I think if you like cooking, it's easy to fall into the trap of meals that are a bit more fiddly/take longer. Add in the complexities of any fussy eaters/food intolerances and, if you're me, the reality that sometimes cooking dinner is the one bit of "downtime" I get.... and bang, dinner is at least an hour a day .
I try to plan certain specific meals that I know I can easily prepare in less than 30 minutes for the days I know I don't have as much time. eg tonight we're having salmon fillets which I'll cook in the air fryer and then we're just having a sort of stir fry/sauted vegetables made with sliced red onion, cabbage, cavalo Nero and garlic with some rice noodles that just have to be placed in hot water. In all, the whole thing shouldn't take more than 20-25 minutes, tops.
Basically, anything that has multiple steps, or multiple "elements" (as they say on Masterchef!) usually takes longer. Anything that can all just be tossed in one pan/pot - is quicker. Ditto, the more chopping and slicing you have to do, the longer it takes, no matter how good you are at chopping/slicing.

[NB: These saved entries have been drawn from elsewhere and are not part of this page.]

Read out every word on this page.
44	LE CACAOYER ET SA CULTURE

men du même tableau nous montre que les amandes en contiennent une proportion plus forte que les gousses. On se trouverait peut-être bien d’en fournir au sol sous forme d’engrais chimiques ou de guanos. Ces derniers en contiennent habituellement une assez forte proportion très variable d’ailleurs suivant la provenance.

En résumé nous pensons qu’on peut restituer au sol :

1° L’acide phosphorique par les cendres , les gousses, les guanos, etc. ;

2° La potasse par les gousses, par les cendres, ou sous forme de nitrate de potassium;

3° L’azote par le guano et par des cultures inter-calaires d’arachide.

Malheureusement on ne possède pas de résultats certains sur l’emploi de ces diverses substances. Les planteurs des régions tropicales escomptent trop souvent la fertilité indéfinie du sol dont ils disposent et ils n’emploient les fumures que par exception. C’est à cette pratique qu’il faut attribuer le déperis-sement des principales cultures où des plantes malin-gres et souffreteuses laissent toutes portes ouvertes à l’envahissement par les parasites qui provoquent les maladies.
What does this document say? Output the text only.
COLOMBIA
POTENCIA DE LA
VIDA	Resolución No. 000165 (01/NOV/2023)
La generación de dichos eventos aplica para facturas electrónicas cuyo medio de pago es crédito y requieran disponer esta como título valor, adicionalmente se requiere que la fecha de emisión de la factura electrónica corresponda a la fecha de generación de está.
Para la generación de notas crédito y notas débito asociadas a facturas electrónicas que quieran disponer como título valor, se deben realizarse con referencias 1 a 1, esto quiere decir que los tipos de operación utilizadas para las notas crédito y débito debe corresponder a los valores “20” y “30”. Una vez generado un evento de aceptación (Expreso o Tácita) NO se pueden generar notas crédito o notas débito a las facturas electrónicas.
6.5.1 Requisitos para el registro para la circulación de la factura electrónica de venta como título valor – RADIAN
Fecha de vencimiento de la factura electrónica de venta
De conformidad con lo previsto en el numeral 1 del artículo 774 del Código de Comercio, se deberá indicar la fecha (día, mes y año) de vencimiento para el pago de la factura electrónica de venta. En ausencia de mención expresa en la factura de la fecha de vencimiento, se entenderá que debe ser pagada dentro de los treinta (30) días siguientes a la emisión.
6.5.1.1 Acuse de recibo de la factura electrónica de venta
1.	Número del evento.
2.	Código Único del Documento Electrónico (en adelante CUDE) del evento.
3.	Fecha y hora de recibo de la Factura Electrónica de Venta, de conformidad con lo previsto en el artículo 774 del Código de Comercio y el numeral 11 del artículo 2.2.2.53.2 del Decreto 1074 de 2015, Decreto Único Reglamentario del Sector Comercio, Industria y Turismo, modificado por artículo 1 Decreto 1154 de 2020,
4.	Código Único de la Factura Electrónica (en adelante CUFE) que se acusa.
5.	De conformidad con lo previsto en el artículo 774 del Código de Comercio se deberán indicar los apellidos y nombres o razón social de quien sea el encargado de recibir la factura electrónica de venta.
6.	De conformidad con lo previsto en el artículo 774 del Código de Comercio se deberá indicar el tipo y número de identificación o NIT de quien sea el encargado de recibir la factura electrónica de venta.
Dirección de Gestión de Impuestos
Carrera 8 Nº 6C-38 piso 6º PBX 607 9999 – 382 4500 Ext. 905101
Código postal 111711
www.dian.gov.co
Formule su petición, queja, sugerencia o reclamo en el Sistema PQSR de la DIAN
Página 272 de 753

That's my basic rule of thumb. So spaghetti bolognaise might take a while to actually cook/simmer, but it's 20 minutes or less of active preparation time then I just leave it while I'm doing something else. But if I cook the mince in our other favourite way which is a sort of asian-style stir fry, it takes longer. Partly because I do more chopping as I add LOAD of vegetables, and partly because I can't cook it all at once in one pot so have to do the mince, then the veg, then the noodles then bring it all together.
I work from home so I also sometimes use lunch time to do prep. so Spag Bol, as above - I might do the prep at lunch then leave to simmer for part of the afternoon. Sometimes I do puff pastry tarts and I usually pre-bake them earlier in the day and if I have time, sauté the onions/leeks or whatever I'm adding so that I just have to assemble and heat the tart at dinner and make a salad while it's in the oven.